2.6. Train each of N models with the best hyperparameter on trainval
. Evaluate its performance on test
and save the score for fold k
In the picture above and the code below we chose L = 2 and K = 5, but you can choose different numbers.
# Load required packages
import numpy as np
from sklearn import datasets
from sklearn.model_selection import GridSearchCV
from sklearn.model_selection import train_test_split
from sklearn.model_selection import StratifiedKFold
from sklearn.model_selection import cross_val_score
from sklearn.pipeline import Pipeline
from sklearn.preprocessing import StandardScaler
from sklearn.linear_model import LogisticRegression
from sklearn.neighbors import KNeighborsClassifier
from sklearn.tree import DecisionTreeClassifier
from sklearn.svm import SVC
from sklearn.metrics import accuracy_score
The data for this tutorial is breast cancer data with 30 features and a binary target variable.
# Load the data
dataset = datasets.load_breast_cancer()
# Create X from the features
X = dataset.data
# Create y from the target
y = dataset.target
# Making train set for Nested CV and test set for final model evaluation
X_train, X_test, y_train, y_test = train_test_split(X, y,
train_size=0.8,
test_size=0.2,
random_state=1,
stratify=y)
# Initializing Classifiers
clf1 = LogisticRegression(solver='liblinear', random_state=1)
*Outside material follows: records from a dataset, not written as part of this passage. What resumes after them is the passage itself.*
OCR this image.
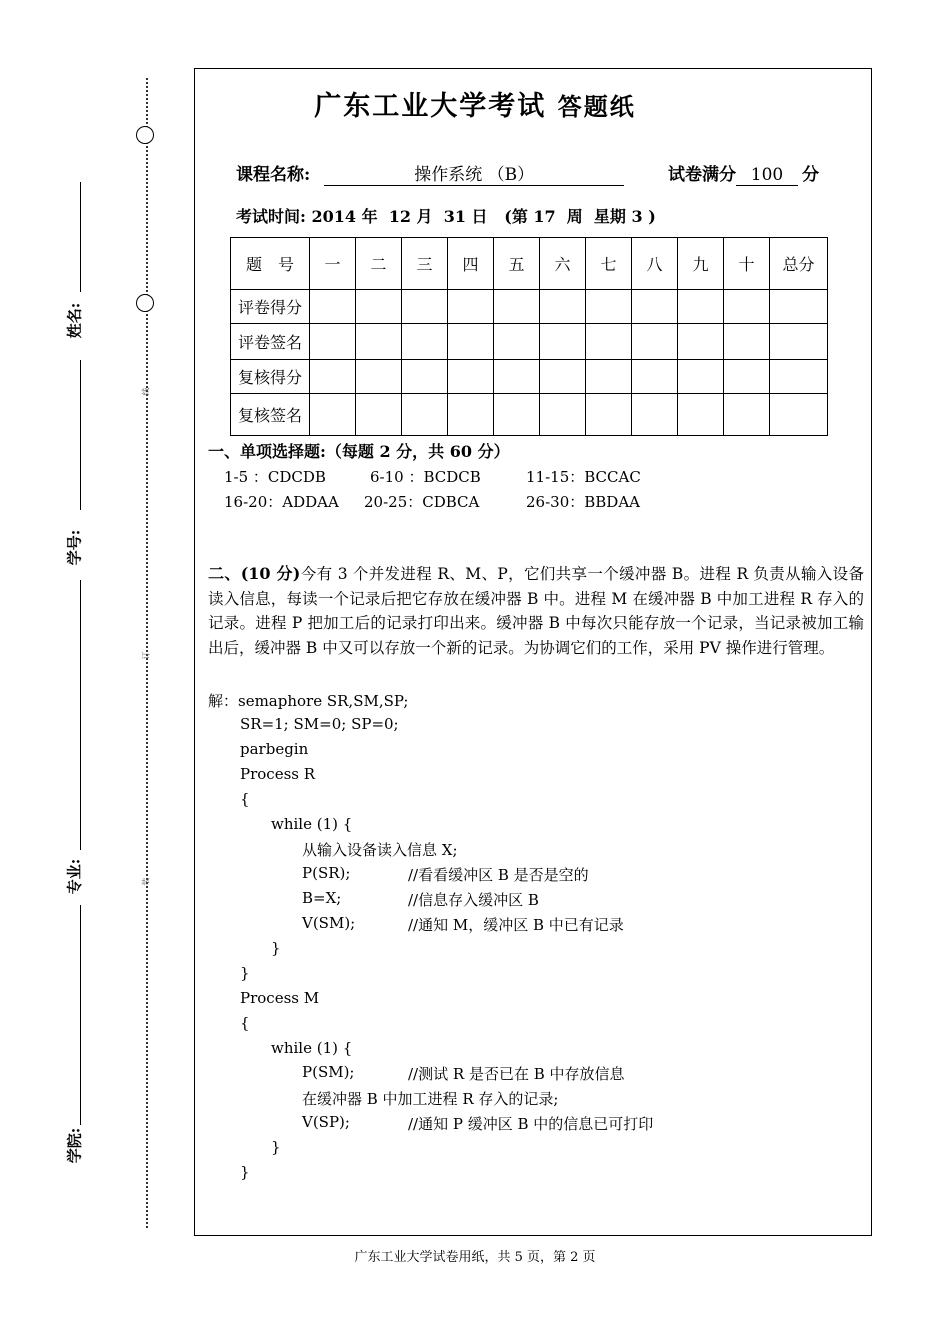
姓名:
学号:
专业:
学院:
线
订
装
广东工业大学考试 答题纸
课程名称:	操作系统 （B）	试卷满分 100 分
考试时间: 2014 年  12 月  31 日   (第 17  周  星期 3 )
题　号	一	二	三	四	五	六	七	八	九	十	总分
评卷得分											
评卷签名											
复核得分											
复核签名											
一、单项选择题:（每题 2 分，共 60 分）
1-5 ：CDCDB	6-10 ：BCDCB	11-15：BCCAC
16-20：ADDAA 20-25：CDBCA	26-30：BBDAA
二、(10 分)今有 3 个并发进程 R、M、P，它们共享一个缓冲器 B。进程 R 负责从输入设备读入信息，每读一个记录后把它存放在缓冲器 B 中。进程 M 在缓冲器 B 中加工进程 R 存入的记录。进程 P 把加工后的记录打印出来。缓冲器 B 中每次只能存放一个记录，当记录被加工输出后，缓冲器 B 中又可以存放一个新的记录。为协调它们的工作，采用 PV 操作进行管理。
解：semaphore SR,SM,SP;
SR=1; SM=0; SP=0;
parbegin
Process R
{
while (1) {
从输入设备读入信息 X;
P(SR);	//看看缓冲区 B 是否是空的
B=X;	//信息存入缓冲区 B
V(SM);	//通知 M，缓冲区 B 中已有记录
}
}
Process M
{
while (1) {
P(SM);	//测试 R 是否已在 B 中存放信息
在缓冲器 B 中加工进程 R 存入的记录;
V(SP);	//通知 P 缓冲区 B 中的信息已可打印
}
}
广东工业大学试卷用纸，共 5 页，第 2 页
clf2 = KNeighborsClassifier()
clf3 = DecisionTreeClassifier(random_state=1)
clf4 = SVC(kernel='rbf', random_state=1)
# Building the pipelines
pipe1 = Pipeline([('std', StandardScaler()),
('clf1', clf1)])
pipe2 = Pipeline([('std', StandardScaler()),
('clf2', clf2)])
pipe4 = Pipeline([('std', StandardScaler()),
('clf4', clf4)])
# Setting up the parameter grids
param_grid1 = [{'clf1__penalty': ['l1', 'l2'],
'clf1__C': np.power(10., np.arange(-4, 4))}]
param_grid2 = [{'clf2__n_neighbors': list(range(1, 10)),
'clf2__p': [1, 2]}]
param_grid3 = [{'max_depth': list(range(1, 10)) + [None],
'criterion': ['gini', 'entropy']}]
param_grid4 = [{'clf4__C': np.power(10., np.arange(-4, 4)),
'clf4__gamma': np.power(10., np.arange(-5, 0))}]
# Setting up multiple GridSearchCV objects as inner CV, 1 for each algorithm
gridcvs = {}
inner_cv = StratifiedKFold(n_splits=2, shuffle=True, random_state=1)
for pgrid, est, name in zip((param_grid1, param_grid2,
param_grid3, param_grid4),
(pipe1, pipe2, clf3, pipe4),
('Logit', 'KNN', 'DTree', 'SVM')):
gcv = GridSearchCV(estimator=est,
param_grid=pgrid,
scoring='accuracy',
n_jobs=1,
cv=inner_cv,
verbose=0,
refit=True)
gridcvs[name] = gcv
# Making an outer CV
outer_cv = StratifiedKFold(n_splits=5, shuffle=True, random_state=1)
for name, gs_est in sorted(gridcvs.items()):
nested_score = cross_val_score(gs_est,
X=X_train,
y=y_train,
cv=outer_cv,
n_jobs=1)
print('%s | outer ACC %.2f%% +/- %.2f' %
(name, nested_score.mean() * 100, nested_score.std() * 100))
DTree | outer ACC 92.75% +/- 1.92 KNN | outer ACC 96.26% +/- 1.32 Logit | outer ACC 97.36% +/- 2.56 SVM | outer ACC 97.58% +/- 0.82
# Fitting a model to the whole training set using the "best" algorithm
best_algo = gridcvs['SVM']
best_algo.fit(X_train, y_train)
train_acc = accuracy_score(y_true=y_train, y_pred=best_algo.predict(X_train))
test_acc = accuracy_score(y_true=y_test, y_pred=best_algo.predict(X_test))
print('Accuracy %.2f%% (average over CV train folds)' %
(100 * best_algo.best_score_))
print('Best Parameters: %s' % gridcvs['SVM'].best_params_)
print('Training Accuracy: %.2f%%' % (100 * train_acc))
print('Test Accuracy: %.2f%%' % (100 * test_acc))
Accuracy 97.80% (average over CV train folds) Best Parameters: {'clf4__C': 100.0, 'clf4__gamma': 0.001} Training Accuracy: 98.68% Test Accuracy: 98.25%
In this tutorial we learned how to use nested cross-validation for hyperparameter tuning and model evaluation. Hope it will help you in your Kaggle competitions or your ML projects.